Decidido a meter en cintura a sus comandantes sobre el terreno para reanudar lo antes posible el avance hacia Bagdad, el general Franks se dirigió al cuartel general de McKiernan en Kuwait el 31 de marzo, donde pronunció unas duras críticas. Se quejó de que sólo el Ejército británico y las fuerzas de Operaciones Especiales norteamericanas habían estado luchando. Franks les dijo que no quería verse frenado por unos generales excesivamente cautos y empeñados en reducir las bajas a un mínimo, aunque nadie había planteado la cuestión de las bajas.

Tras la sesión, el general McKiernan se dirigió al general de división Albert Whitley, su segundo británico de más rango. "Esa conversación nunca tuvo lugar", afirmó el general McKiernan, según funcionarios militares que estaban al tanto de la entrevista.
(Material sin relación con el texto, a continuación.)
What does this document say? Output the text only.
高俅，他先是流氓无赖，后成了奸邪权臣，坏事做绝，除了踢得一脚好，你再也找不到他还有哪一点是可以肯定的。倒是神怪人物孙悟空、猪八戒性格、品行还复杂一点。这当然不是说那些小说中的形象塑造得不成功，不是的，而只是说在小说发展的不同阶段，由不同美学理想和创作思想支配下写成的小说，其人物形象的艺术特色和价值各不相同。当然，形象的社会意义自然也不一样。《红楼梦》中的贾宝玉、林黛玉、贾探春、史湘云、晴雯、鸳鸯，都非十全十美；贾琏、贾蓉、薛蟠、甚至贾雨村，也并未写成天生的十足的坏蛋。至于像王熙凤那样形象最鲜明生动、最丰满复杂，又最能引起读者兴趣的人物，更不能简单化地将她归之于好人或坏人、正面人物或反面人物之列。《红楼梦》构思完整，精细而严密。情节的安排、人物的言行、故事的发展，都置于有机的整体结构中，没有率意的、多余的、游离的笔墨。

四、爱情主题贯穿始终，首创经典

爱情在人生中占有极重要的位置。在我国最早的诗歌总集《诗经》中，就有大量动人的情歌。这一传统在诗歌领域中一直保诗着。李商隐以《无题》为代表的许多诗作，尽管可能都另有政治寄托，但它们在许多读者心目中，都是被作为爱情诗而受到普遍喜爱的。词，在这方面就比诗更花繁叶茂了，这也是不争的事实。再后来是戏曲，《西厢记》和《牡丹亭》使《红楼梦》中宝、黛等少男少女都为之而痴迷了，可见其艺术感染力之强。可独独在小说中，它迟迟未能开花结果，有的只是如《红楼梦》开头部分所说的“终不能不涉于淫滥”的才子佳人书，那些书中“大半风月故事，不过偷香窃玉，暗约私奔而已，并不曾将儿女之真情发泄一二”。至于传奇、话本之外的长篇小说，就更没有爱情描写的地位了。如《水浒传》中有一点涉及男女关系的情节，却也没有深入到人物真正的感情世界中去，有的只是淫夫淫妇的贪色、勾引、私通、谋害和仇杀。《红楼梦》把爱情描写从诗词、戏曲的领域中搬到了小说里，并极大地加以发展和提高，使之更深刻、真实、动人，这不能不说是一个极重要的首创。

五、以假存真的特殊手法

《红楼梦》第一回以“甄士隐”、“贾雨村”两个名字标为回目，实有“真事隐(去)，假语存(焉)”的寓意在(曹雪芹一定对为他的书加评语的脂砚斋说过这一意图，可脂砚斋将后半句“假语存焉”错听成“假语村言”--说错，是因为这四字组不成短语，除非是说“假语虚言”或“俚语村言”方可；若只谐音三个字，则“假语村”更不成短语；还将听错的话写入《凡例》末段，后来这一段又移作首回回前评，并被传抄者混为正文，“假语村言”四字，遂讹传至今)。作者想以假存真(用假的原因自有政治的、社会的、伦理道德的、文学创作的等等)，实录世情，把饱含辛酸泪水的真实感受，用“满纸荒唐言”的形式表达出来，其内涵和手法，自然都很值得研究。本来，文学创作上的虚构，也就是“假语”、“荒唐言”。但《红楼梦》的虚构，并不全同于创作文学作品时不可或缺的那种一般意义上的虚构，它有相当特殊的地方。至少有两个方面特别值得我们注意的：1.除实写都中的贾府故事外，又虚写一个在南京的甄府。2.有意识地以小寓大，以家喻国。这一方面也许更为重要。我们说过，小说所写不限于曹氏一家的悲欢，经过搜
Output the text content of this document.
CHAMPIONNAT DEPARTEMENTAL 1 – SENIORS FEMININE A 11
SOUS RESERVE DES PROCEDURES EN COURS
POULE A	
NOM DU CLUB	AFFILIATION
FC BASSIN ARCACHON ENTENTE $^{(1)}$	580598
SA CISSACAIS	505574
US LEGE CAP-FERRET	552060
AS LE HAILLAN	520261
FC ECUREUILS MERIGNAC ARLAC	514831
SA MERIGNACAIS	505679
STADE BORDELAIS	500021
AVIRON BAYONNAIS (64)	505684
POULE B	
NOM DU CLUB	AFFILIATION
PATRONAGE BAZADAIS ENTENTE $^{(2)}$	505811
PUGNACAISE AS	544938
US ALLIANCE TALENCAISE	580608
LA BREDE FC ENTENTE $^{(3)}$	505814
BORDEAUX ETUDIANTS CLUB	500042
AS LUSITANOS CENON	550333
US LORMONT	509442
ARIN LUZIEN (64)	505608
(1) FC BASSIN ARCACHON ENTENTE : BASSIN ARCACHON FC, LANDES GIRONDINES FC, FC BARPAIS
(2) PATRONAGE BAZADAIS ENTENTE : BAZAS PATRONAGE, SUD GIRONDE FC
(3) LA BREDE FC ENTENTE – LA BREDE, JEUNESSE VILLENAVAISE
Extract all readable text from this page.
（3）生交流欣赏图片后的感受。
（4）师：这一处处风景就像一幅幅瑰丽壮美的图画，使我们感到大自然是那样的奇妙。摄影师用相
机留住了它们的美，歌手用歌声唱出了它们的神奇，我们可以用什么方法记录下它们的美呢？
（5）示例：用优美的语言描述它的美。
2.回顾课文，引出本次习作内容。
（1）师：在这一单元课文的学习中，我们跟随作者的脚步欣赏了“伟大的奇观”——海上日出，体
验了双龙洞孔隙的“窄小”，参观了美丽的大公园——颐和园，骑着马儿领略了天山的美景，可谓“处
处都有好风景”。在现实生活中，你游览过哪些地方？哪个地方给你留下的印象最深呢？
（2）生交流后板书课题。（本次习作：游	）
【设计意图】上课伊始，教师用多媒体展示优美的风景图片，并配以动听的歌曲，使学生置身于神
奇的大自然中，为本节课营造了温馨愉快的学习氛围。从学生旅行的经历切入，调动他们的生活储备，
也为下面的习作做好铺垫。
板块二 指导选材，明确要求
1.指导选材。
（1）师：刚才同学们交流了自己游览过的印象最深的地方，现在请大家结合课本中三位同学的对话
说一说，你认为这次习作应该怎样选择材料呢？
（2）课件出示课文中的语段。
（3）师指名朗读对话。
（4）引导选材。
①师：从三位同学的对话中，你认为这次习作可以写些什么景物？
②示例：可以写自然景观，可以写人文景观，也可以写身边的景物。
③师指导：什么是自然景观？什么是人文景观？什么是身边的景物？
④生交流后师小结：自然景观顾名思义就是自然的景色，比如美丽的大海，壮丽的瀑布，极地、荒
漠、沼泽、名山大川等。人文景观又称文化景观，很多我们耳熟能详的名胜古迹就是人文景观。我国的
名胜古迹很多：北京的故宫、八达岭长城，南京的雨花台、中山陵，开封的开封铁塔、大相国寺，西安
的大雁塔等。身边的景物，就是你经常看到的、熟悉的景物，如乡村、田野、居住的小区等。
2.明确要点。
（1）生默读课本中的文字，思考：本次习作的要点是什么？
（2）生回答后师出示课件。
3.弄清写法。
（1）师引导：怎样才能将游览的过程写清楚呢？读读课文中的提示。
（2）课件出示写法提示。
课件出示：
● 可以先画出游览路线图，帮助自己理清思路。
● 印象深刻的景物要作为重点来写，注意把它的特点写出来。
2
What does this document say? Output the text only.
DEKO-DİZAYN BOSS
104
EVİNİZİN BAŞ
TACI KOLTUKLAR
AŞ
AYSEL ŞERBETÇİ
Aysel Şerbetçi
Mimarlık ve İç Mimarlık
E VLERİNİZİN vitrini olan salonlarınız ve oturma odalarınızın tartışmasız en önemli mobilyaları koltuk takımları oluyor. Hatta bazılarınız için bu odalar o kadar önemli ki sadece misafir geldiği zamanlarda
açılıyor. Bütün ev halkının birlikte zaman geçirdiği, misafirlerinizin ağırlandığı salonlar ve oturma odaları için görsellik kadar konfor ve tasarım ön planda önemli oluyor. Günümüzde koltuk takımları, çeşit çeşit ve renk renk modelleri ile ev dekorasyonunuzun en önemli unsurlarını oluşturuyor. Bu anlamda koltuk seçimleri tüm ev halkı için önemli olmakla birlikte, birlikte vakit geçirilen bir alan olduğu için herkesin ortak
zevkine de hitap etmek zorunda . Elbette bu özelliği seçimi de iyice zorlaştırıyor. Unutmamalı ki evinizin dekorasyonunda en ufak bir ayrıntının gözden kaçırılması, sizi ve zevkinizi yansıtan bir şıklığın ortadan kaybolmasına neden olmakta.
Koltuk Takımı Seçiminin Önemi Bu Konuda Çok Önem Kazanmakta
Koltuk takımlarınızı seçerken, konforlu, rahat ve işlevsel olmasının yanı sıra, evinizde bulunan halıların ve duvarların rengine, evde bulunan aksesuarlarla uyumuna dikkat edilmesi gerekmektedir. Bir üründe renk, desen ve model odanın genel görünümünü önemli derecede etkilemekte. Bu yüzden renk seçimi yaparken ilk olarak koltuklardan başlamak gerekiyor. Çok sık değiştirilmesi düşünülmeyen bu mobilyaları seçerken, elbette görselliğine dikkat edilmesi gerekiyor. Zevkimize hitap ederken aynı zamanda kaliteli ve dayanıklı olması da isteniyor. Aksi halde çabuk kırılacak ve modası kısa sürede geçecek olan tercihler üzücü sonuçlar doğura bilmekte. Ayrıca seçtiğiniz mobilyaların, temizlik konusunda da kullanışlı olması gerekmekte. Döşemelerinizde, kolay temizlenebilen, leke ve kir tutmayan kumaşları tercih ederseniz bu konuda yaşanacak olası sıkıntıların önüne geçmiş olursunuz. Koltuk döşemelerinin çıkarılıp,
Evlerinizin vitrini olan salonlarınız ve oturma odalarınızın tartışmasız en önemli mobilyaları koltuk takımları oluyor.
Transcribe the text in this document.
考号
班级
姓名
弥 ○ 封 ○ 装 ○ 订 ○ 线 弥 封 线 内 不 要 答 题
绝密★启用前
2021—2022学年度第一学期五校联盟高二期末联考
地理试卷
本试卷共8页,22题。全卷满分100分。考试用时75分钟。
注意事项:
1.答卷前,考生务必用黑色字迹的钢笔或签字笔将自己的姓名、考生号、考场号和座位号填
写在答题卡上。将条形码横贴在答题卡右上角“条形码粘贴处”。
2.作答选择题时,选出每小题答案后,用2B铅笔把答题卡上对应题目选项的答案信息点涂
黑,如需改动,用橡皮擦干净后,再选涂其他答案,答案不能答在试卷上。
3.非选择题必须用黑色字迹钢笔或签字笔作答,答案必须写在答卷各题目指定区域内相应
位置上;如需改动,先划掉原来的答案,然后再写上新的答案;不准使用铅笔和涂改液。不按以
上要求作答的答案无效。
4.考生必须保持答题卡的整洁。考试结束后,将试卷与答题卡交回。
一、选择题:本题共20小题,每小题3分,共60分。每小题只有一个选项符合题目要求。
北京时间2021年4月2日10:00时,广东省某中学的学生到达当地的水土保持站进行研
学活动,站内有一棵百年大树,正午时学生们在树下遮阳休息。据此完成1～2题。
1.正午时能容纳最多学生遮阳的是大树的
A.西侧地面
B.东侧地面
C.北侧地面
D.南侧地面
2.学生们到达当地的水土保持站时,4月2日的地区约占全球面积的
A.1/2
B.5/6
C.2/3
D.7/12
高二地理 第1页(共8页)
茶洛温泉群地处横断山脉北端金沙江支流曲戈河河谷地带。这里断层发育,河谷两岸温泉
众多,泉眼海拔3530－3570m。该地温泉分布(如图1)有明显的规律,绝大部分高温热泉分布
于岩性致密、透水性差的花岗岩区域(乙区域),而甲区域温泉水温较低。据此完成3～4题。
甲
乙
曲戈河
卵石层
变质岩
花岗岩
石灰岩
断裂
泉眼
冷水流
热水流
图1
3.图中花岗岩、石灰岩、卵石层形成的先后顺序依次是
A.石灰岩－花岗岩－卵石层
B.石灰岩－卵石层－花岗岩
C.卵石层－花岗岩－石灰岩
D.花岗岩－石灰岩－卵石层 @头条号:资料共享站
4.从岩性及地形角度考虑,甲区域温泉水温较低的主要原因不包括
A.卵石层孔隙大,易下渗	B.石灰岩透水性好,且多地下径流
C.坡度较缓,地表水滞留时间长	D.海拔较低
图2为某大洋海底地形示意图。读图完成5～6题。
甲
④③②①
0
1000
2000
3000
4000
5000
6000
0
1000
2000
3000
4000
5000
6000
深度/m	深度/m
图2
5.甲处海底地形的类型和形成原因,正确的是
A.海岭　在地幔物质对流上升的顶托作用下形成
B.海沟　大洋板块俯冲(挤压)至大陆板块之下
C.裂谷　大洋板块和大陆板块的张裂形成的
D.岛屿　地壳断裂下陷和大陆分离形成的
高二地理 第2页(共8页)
El 2 de abril, las fuerzas estadounidenses se estaban aproximando a la capital. Incluso antes de la guerra, Rumsfeld concebía el despliegue militar más en función de lo que se necesitaba para ganar la guerra que para garantizar la paz una vez derribado el régimen.

Con la marea a favor de EE UU, comenzó a plantear la cuestión de cancelar el despliegue de la 1ª División de Caballería, unos 16.000 soldados. El general Franks acabó por aceptar.

Tres años después, con miles de vidas perdidas en la guerra de Irak, los funcionarios de alto rango aseguran que parar a la 1ª División fue un error que redujo el número de fuerzas estadounidenses justo cuando los fedayin, los ex soldados y los yihadistas árabes empezaban a organizarse para lo que acabaría convirtiéndose en una insurgencia.

"La insurgencia baazista nos sorprendió", explicaba el general del Ejército Jack Keane, que ahora está retirado y sirvió como jefe del Estado Mayor en funciones durante el verano de 2003. "Si hubiéramos desarrollado planes para una insurgencia, probablemente habríamos desplegado a la 1ª División de Caballería y habría sido de mucha ayuda en la ocupación inicial. No fue sólo un fallo de los servicios de espionaje, sino también nuestro como altos mandos militares".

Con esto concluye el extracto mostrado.